On 6th November 2014, the Scottish Government released the redrawn Data Zones and Intermediate Zones boundaries. The Scottish Index of Multiple Deprivation (SIMD) 2012 domains represent a substantial number of the potential indicators and it has been confirmed by the Scottish Government SIMD team that SIMD 2012 will not be recalculated based on the redrawn Data Zones.The next update of SIMD in 2016 will be based on the new Data Zones.

Another issue arising from the redrawn geographies is that the mid-year population estimates at the redrawn Data Zones will not be available until August 2015 (2001-2014 population estimates)and mid-year population estimates at the old Data Zones may not be available from mid-2014 population estimates onwards. It has not yet been established when the redrawn Data Zones will be incorporated into the NRAC formula.

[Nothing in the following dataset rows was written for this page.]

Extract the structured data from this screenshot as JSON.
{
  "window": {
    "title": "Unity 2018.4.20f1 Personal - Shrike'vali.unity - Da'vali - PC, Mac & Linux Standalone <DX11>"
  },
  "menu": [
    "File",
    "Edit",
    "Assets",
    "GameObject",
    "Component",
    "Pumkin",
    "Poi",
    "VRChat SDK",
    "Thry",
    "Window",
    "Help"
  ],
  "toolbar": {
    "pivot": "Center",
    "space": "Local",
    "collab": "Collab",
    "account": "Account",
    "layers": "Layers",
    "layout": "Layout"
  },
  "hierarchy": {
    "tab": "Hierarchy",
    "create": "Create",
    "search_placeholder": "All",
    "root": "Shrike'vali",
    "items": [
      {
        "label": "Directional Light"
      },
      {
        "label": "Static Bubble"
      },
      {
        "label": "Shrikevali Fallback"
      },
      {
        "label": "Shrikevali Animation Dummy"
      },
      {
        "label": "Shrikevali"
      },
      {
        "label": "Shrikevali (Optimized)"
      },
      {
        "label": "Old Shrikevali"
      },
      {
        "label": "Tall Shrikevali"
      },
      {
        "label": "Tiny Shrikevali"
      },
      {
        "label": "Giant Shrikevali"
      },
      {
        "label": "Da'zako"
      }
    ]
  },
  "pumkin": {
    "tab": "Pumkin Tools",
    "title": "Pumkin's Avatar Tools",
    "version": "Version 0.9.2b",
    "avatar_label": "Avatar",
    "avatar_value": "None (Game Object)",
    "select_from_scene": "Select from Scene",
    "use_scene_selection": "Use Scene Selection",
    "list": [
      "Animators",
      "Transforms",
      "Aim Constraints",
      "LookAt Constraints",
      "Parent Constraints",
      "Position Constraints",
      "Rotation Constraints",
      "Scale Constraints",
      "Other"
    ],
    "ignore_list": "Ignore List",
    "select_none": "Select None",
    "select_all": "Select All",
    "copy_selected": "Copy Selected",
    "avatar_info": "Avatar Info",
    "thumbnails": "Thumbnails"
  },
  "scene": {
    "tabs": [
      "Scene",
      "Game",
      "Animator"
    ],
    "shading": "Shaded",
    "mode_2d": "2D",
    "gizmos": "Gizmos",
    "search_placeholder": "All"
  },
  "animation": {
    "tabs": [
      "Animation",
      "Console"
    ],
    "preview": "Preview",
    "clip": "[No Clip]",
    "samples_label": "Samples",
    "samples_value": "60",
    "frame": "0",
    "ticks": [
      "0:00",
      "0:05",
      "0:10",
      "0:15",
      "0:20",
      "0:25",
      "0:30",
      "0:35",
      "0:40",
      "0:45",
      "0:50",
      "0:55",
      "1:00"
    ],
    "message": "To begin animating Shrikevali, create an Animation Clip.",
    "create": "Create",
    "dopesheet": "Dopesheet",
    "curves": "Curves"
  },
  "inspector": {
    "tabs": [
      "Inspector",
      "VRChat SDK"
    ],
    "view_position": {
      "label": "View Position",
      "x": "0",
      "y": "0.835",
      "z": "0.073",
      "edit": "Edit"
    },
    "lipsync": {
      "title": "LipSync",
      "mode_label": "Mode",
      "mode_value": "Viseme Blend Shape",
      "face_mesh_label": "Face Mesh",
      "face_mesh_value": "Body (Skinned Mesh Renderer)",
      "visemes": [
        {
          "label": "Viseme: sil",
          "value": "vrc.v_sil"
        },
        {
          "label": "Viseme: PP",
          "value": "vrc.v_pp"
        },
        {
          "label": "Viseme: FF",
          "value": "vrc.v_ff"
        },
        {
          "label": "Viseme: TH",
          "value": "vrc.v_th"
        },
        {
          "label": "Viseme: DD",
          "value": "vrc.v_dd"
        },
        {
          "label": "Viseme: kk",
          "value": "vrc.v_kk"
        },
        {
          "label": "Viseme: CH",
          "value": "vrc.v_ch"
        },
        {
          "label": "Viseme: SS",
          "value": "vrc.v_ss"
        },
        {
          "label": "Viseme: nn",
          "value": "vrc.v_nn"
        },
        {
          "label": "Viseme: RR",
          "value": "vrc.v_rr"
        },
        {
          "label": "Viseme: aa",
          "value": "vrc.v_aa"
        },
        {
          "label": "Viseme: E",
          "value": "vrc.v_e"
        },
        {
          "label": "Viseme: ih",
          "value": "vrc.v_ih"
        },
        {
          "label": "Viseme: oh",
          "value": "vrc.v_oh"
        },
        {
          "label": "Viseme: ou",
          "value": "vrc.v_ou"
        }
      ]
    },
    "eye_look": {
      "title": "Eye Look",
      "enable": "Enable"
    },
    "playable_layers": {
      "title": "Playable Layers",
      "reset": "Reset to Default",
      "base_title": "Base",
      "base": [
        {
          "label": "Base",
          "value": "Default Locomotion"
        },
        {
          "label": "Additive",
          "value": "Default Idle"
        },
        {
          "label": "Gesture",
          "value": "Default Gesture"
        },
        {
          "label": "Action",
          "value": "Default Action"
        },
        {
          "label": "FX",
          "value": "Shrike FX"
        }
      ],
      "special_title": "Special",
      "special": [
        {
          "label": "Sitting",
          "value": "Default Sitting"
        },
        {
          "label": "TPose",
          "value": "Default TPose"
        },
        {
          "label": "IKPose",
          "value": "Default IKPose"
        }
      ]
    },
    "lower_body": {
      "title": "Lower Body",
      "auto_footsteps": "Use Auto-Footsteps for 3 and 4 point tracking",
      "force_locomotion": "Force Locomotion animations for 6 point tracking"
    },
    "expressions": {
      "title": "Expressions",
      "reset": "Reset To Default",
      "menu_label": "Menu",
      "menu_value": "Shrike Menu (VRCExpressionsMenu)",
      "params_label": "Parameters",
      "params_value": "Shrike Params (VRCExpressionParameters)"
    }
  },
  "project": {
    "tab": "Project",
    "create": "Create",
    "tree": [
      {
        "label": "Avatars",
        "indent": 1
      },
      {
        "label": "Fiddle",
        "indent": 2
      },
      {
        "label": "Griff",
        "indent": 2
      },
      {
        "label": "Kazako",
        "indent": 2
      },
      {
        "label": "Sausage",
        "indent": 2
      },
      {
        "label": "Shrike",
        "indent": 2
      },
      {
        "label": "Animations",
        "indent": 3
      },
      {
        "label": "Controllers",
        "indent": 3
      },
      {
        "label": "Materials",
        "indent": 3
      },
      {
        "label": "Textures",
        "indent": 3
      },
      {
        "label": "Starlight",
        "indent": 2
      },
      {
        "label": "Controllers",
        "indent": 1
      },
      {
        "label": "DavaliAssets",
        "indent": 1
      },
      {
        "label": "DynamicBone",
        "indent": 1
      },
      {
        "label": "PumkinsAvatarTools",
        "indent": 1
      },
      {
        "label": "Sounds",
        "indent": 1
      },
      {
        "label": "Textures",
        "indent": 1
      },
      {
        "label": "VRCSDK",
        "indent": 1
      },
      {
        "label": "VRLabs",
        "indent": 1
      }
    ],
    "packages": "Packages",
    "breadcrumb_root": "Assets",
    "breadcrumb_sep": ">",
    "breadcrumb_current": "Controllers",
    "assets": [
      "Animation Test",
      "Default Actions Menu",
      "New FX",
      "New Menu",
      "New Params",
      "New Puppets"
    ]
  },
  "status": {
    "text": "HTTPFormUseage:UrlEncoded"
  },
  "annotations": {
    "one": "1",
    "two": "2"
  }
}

This paper sets out the key issues relevant to the potential candidate variables and the redrawn Data Zones. Section 2 gives an overview of the consequences of the redrawing of Data Zones for the Acute MLC Review. Section 3 discusses the use of SIMD, noting the background of the discussion around it in the NRAC 2007 Review and in the Mental Health and Learning Difficulties MLC 2011-2012 Review. Expected changes to SIMD in the 2016 revision are also outlined. In Section 4, AST have attempted to outline options on the future work of the Acute MLC Review in light of the issues surrounding the redrawn Data Zones. These options have also been comparatively evaluated against the TAGRA core criteria. The subgroup is asked to consider the issues outlined and agree on their preferred option in terms of the future analytical work in relation to the Acute MLC review.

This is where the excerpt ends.